Dynamic equal_to function unordered_map boost

361 views Asked by At

I have an unordered map string to int which uses a custom equal_to function defined as:

bool hashEqual::operator ()(const string &a, const string &b) const
{
    if (a.size() != b.size())
        return false;

    return std::inner_product(
        a.begin(), a.end(), b.begin(),
        0, std::plus<unsigned int>(),
        std::not2(std::equal_to<std::string::value_type>())
        ) <= 8;  
}           

Basically what it does is if two keys have a hamming distance equal or less than 8, then is the same key.

The thing is I want the distance threshold to be dynamic in order to let the user set it through the command line. Instead of 8, a variable threshold or something like this.

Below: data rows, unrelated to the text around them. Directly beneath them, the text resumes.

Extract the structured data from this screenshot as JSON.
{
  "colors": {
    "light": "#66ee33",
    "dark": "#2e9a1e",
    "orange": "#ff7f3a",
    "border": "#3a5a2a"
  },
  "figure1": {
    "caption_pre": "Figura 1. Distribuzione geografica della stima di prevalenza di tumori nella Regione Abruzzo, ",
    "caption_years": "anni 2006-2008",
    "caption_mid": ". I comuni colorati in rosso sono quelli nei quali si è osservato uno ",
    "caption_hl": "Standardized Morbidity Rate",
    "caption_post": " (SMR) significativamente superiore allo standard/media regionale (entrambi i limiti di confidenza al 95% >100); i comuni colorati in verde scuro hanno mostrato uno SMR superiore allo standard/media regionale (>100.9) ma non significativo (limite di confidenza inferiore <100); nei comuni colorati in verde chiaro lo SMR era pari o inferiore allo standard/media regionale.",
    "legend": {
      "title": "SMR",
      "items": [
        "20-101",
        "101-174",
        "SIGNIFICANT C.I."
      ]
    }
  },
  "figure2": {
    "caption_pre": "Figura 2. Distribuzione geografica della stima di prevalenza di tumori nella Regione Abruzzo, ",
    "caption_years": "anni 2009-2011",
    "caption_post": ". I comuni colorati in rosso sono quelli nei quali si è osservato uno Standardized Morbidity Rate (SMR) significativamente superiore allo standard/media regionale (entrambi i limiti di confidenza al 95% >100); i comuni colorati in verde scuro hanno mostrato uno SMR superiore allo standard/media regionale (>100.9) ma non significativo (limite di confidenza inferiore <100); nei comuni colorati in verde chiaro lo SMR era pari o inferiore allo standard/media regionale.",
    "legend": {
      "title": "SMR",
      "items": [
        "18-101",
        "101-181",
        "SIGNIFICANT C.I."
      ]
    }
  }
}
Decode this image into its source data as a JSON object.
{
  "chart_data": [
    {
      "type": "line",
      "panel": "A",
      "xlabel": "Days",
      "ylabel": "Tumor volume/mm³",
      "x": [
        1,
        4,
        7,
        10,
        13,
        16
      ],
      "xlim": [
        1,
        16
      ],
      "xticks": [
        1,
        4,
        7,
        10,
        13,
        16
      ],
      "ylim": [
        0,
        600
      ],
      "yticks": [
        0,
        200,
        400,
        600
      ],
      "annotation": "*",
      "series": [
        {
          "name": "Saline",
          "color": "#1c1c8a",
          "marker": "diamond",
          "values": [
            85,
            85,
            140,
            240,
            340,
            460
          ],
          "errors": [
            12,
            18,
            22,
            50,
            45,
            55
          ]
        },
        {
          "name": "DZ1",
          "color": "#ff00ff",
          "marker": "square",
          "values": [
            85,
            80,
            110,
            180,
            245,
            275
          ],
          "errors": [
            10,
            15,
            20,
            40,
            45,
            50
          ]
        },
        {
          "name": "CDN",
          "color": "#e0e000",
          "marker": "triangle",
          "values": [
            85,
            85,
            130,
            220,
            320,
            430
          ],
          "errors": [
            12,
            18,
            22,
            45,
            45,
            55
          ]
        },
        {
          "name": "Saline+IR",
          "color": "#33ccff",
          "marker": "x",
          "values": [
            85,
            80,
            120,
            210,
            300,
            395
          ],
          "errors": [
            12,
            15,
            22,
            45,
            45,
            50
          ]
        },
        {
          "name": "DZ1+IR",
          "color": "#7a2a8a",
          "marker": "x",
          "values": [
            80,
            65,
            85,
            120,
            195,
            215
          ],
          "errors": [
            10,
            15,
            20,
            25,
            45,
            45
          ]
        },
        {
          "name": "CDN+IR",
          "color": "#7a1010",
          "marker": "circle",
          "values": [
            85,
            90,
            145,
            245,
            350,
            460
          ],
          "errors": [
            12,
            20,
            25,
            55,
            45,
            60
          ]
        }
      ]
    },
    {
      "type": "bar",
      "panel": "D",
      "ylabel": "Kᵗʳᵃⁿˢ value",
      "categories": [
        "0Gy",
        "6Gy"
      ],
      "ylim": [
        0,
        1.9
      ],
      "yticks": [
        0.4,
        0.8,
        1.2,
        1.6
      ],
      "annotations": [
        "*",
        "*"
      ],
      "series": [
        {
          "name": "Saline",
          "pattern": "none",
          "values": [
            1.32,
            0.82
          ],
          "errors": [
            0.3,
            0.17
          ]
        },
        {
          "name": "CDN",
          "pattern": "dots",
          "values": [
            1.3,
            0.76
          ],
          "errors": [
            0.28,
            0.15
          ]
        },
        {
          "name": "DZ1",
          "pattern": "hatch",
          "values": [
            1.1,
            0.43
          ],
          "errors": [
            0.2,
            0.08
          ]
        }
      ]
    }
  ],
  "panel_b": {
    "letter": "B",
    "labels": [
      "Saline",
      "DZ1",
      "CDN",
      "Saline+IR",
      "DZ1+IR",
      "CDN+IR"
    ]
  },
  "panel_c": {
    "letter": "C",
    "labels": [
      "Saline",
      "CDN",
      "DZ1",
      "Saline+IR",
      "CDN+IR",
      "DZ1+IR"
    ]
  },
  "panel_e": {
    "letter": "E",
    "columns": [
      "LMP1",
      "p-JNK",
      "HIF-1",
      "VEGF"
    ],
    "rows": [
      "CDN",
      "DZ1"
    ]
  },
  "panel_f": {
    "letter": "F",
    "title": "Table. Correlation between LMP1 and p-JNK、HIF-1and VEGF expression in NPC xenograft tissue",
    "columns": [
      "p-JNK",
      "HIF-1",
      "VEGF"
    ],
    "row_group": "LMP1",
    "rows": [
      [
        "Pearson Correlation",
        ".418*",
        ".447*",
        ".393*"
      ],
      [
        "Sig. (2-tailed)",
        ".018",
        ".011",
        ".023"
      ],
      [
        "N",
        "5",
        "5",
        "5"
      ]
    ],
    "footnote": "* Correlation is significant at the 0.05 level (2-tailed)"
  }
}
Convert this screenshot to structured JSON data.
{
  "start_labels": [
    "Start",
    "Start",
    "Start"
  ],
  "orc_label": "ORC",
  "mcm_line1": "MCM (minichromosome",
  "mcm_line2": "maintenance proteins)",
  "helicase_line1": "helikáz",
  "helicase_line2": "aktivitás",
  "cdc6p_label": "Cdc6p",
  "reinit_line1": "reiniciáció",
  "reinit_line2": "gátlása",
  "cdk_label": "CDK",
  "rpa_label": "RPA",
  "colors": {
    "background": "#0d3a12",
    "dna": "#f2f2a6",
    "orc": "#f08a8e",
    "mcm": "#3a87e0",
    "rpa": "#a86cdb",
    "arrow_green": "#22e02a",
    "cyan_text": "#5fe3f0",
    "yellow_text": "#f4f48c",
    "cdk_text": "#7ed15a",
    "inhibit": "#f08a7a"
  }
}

I'm not looking for a hack like a global variable (unless it's the only way to achieve this) but for the "good way".

2

There are 2 answers

0
Jcao02 On BEST ANSWER

I figured it out.

All is done in the class hashEqual. I changed the definition like this:

class hashEqual {
    private:
        int th;
    public:
       hashEqual();
        hashEqual(int th) { this->th = th; }; // This implemetation on the .cpp
        bool operator ()(const string &a, const string &b) const;
};

the operator() implementation:

bool hashEqual::operator ()(const string &a, const string &b) const
{
    if (a.size() != b.size())
        return false;

    return std::inner_product(
        a.begin(), a.end(), b.begin(),
        0, std::plus<unsigned int>(),
        std::not2(std::equal_to<std::string::value_type>())
        ) <= this->th;  
}   

And in the constructor of the unordered_map:

boost::unordered_map<string, unsigned int, boost::hash<string>, hashEqual> myMap(size, boost::hash<string>(), hashEqual(threshold));
0
Tony Delroy On

Why `unordered_map` doesn't work reliably

A good general-purpose hash function maps keys to buckets in a repeatable but otherwise seemingly random way, by which I mean that if the key varies by even a single bit then the bucket should be statistically unrelated - as if you'd picked another at random. So, say you have a hash table with some existing elements:

[ bucket 0 - "abcde fghij" ]
[ bucket 1 - <empty> ]
[ bucket 2 - <empty> ]
[ bucket 3 - "01234 56789", "77777 QQQQQ" ]  (2 colliding values for this bucket)
[ bucket 4 - "XXXXX YYYYY" ]
[ bucket 5 - <empty> ]

If you come along to insert say "Abcde fghij" then you could hash to any of these buckets - you should have no more chance of that being bucket 0 than any of the others, but if that bucket is not bucket 0 then you'll never even attempt a hamming-distance-aware equality comparison against "abcde fghij".


Why `multimap` doesn't work reliably

Imagine we a multimap with some existing strings (S1 through S6 in increasing lexicographical sort order - each with a hamming distance of more than 8 from the other elements) in it, the actual balanced binary tree might look something vaguely like:

            S4
          /    \
        S2       S6
       /  \     /  \
      S1   S3  S5

Now, let's say S1 happens to be "Abcde fghij", S4 is "ZZZZZ ZZZZZ" and we go to insert "abcde fghij":

  • even with hamming distance comparison, "ZZZZZ ZZZZZ" < "abcde fghij" (remember that 'Z' < 'a' in ASCII order) so the multimap expects "abcde fghij" to be stored in the right hand side of the tree...

  • "abcde fghij" is then compared to S6, and if less S5, and will be inserted accordingly, but crucially there's never any comparison with S1


Which brings me back to my earlier comment:

I don't think there's any simple and correct way to do the comparisons other than brute force (try every combination). And results vary for same data in another order.